ACCOMPLICE Comedy thriller by Rupert Holmes. Directed by Art Wolff. Music by Mr. Holmes, performed by Deborah Grunfeld. Set design by David Jenkins. Lighting and special effects by Gregory Meeh. At the Richard Rodgers Theatre (formerly the 46th Street). THINGS are never what they seem in ``Accomplice.'' Well, hardly ever. Rupert Holmes, who won Tonys and other honors for ``The Mystery of Edwin Drood,'' has taken a bizarre assortment of comedy-thriller components and reassembled them in a crafty display of spoofery. There are gimmicks and gadgets galore, plus sufficient plot twists for a season of TV crime dramas.

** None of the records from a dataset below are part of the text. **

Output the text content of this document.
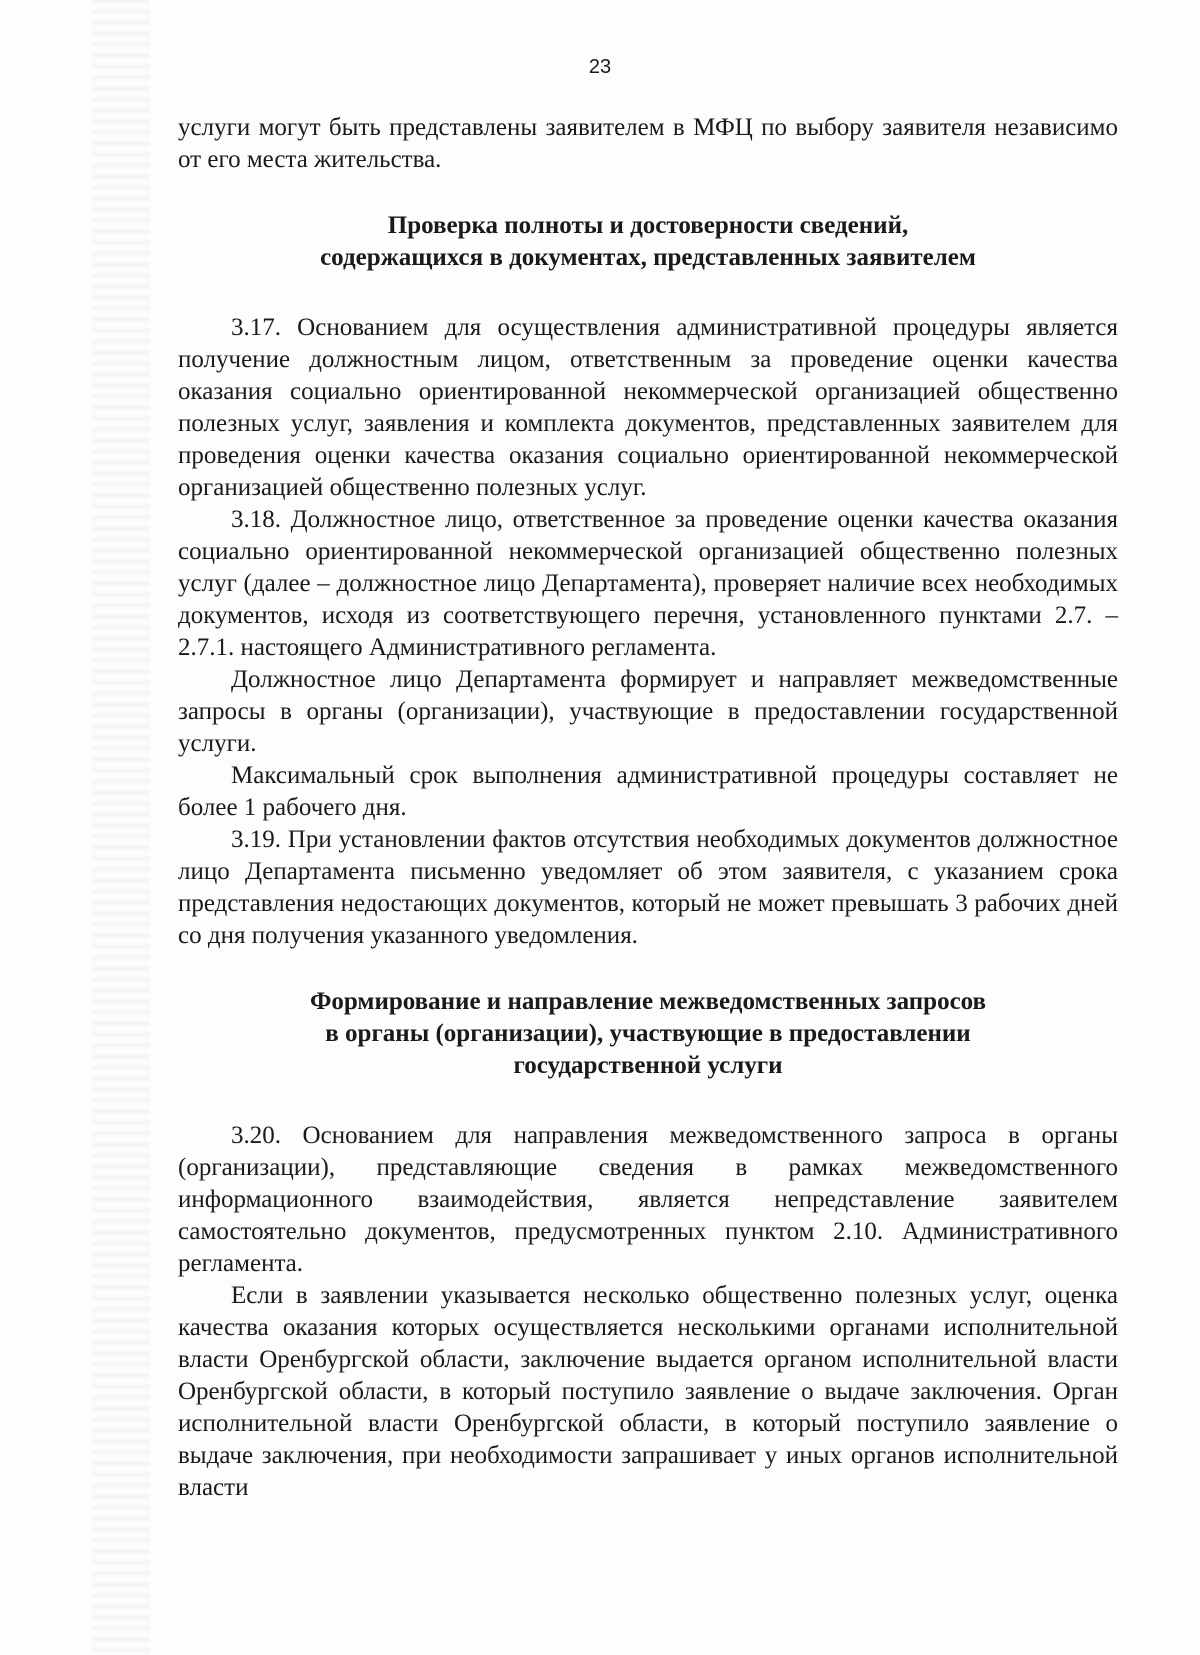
23

услуги могут быть представлены заявителем в МФЦ по выбору заявителя независимо от его места жительства.

Проверка полноты и достоверности сведений,
содержащихся в документах, представленных заявителем

3.17. Основанием для осуществления административной процедуры является получение должностным лицом, ответственным за проведение оценки качества оказания социально ориентированной некоммерческой организацией общественно полезных услуг, заявления и комплекта документов, представленных заявителем для проведения оценки качества оказания социально ориентированной некоммерческой организацией общественно полезных услуг.

3.18. Должностное лицо, ответственное за проведение оценки качества оказания социально ориентированной некоммерческой организацией общественно полезных услуг (далее – должностное лицо Департамента), проверяет наличие всех необходимых документов, исходя из соответствующего перечня, установленного пунктами 2.7. – 2.7.1. настоящего Административного регламента.

Должностное лицо Департамента формирует и направляет межведомственные запросы в органы (организации), участвующие в предоставлении государственной услуги.

Максимальный срок выполнения административной процедуры составляет не более 1 рабочего дня.

3.19. При установлении фактов отсутствия необходимых документов должностное лицо Департамента письменно уведомляет об этом заявителя, с указанием срока представления недостающих документов, который не может превышать 3 рабочих дней со дня получения указанного уведомления.

Формирование и направление межведомственных запросов
в органы (организации), участвующие в предоставлении
государственной услуги

3.20. Основанием для направления межведомственного запроса в органы (организации), представляющие сведения в рамках межведомственного информационного взаимодействия, является непредставление заявителем самостоятельно документов, предусмотренных пунктом 2.10. Административного регламента.

Если в заявлении указывается несколько общественно полезных услуг, оценка качества оказания которых осуществляется несколькими органами исполнительной власти Оренбургской области, заключение выдается органом исполнительной власти Оренбургской области, в который поступило заявление о выдаче заключения. Орган исполнительной власти Оренбургской области, в который поступило заявление о выдаче заключения, при необходимости запрашивает у иных органов исполнительной власти
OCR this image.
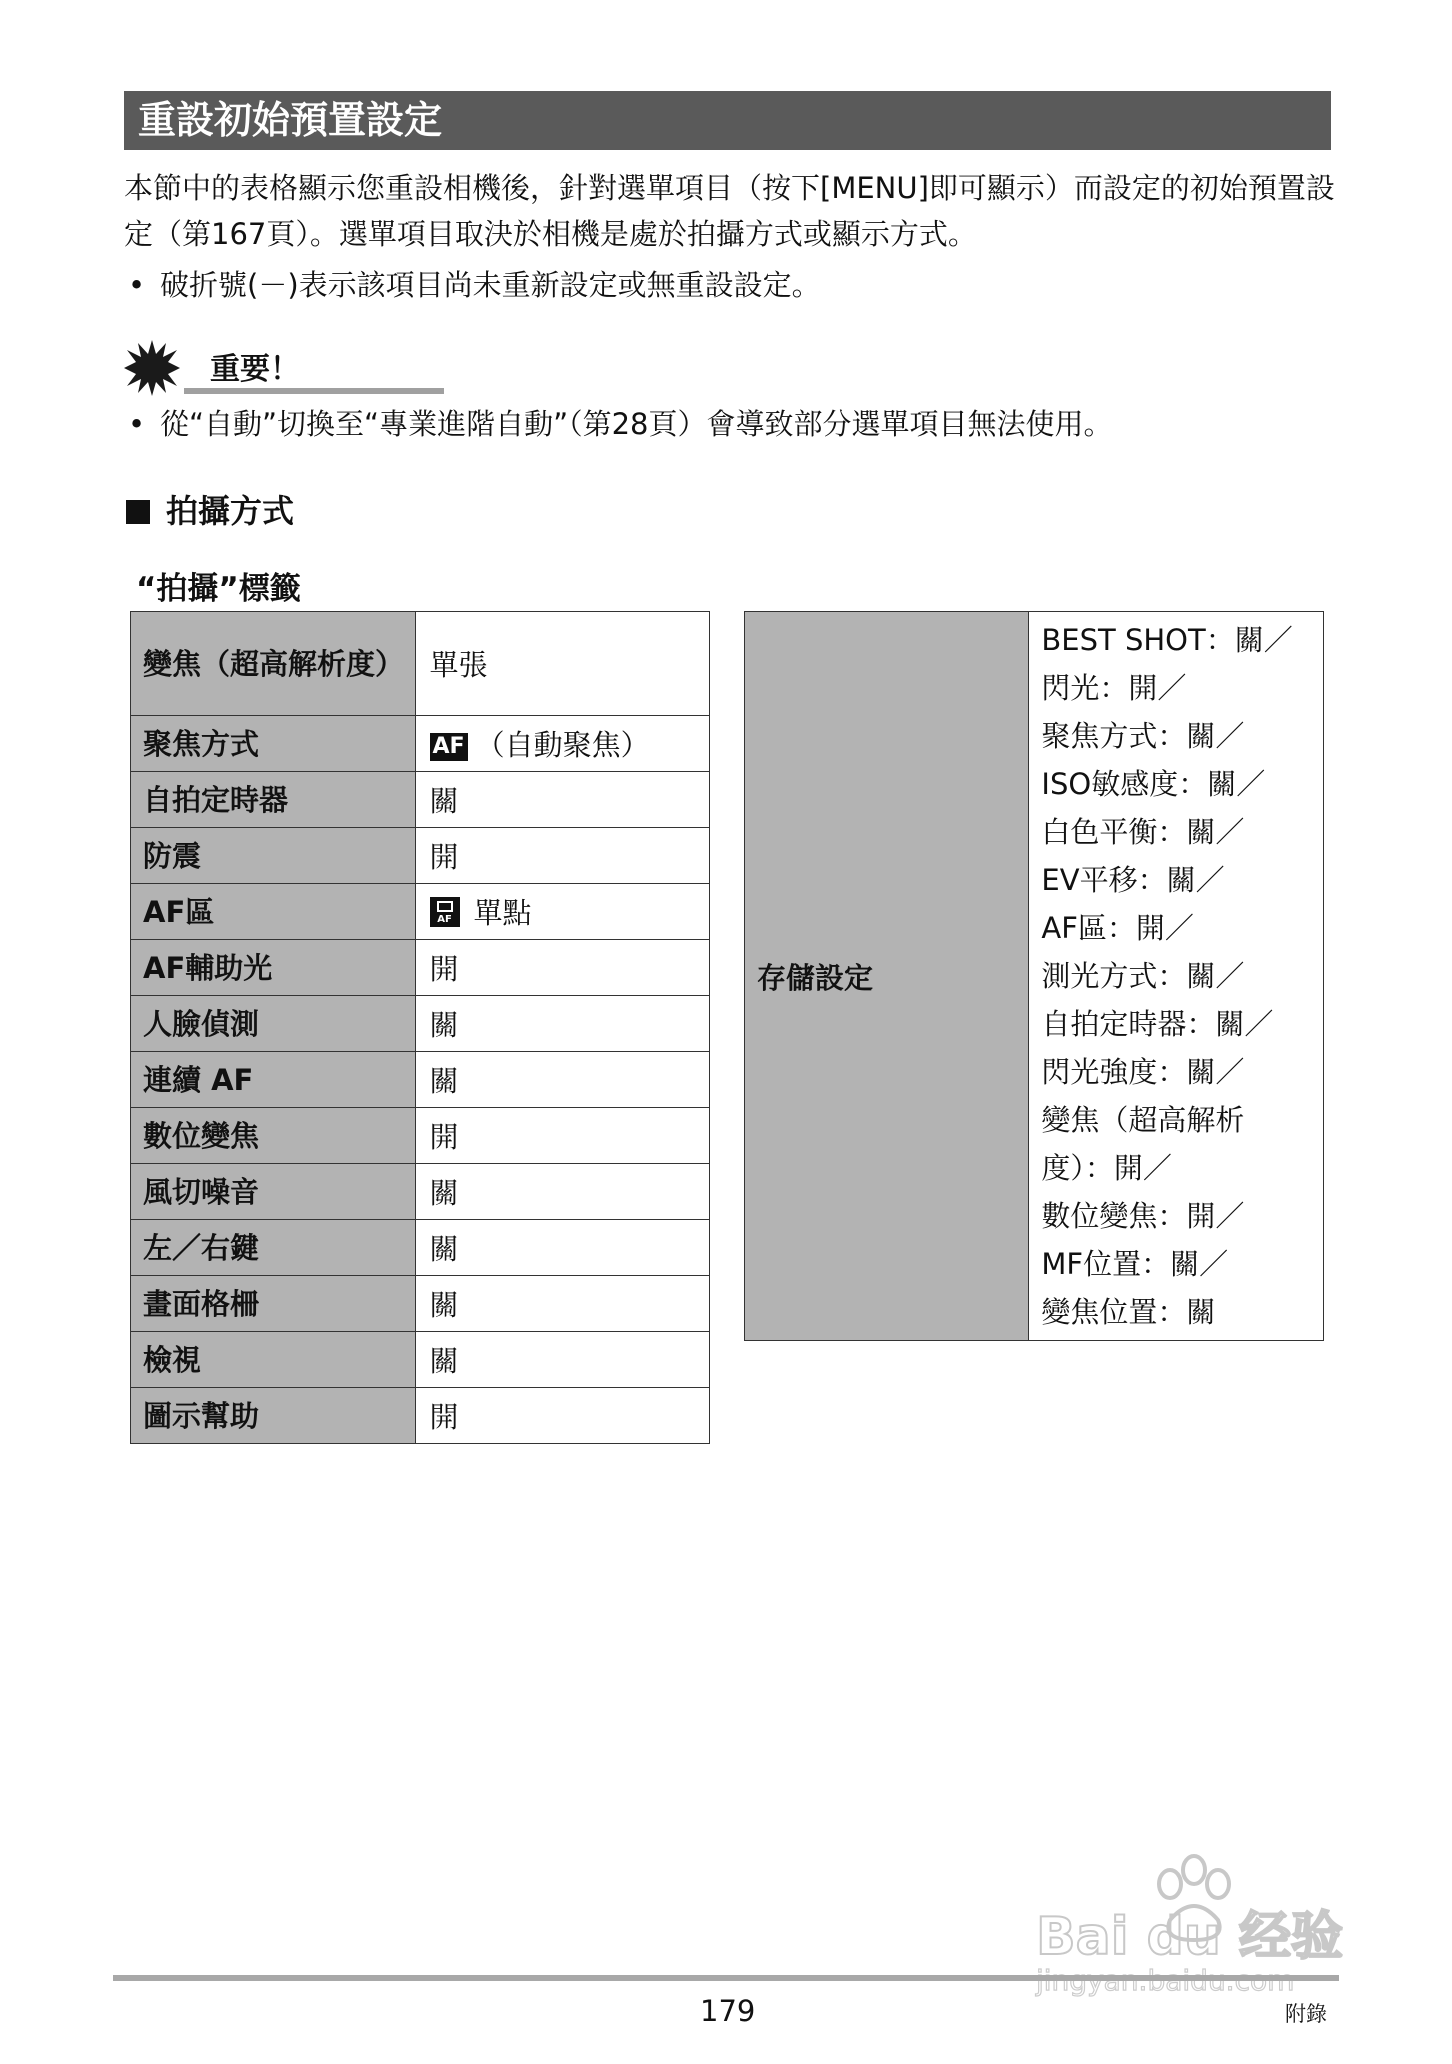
重設初始預置設定
本節中的表格顯示您重設相機後，針對選單項目（按下[MENU]即可顯示）而設定的初始預置設定（第167頁）。選單項目取決於相機是處於拍攝方式或顯示方式。
• 破折號(－)表示該項目尚未重新設定或無重設設定。
重要！
• 從“自動”切換至“專業進階自動”（第28頁）會導致部分選單項目無法使用。
拍攝方式
“拍攝”標籤
變焦（超高解析度）	單張
聚焦方式	AF （自動聚焦）
自拍定時器	關
防震	開
AF區	AF 單點
AF輔助光	開
人臉偵測	關
連續 AF	關
數位變焦	開
風切噪音	關
左／右鍵	關
畫面格柵	關
檢視	關
圖示幫助	開
存儲設定	
BEST SHOT：關／
閃光：開／
聚焦方式：關／
ISO敏感度：關／
白色平衡：關／
EV平移：關／
AF區：開／
測光方式：關／
自拍定時器：關／
閃光強度：關／
變焦（超高解析
度）：開／
數位變焦：開／
MF位置：關／
變焦位置：關
Bai du 经验
179	附錄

With a nod to tradition, Mr. Holmes sets his tongue-in-cheek thriller-within-a-thriller in ``the moorland cottage of Derek and Janet Taylor on an English autumn afternoon in the mid-1970s.'' The author then concocts a plot of double- and triple-crosses, mixing sexual misbehavior with traditional thriller devices. Comic relief relies liberally on word plays and show-biz inside jokes.

The author springs his surprises with clockwork precision. He is constantly abetted by the clever converted mill setting (with working mill wheel), electrocutions and other special effects, Alvin Colt's provocative costumes, and Peter J. Fitzgerald's sound design.

Under Art Wolff's direction, the four actors - Jason Alexander, Pamela Brill, Michael McKean, and Natalia Nogulich - respond smartly to the artifice. But since the characters are beyond caring for, the pleasures of ``Accomplice'' remain strictly within the realm of ho-ho-hokum. Such pleasures tend to be limited.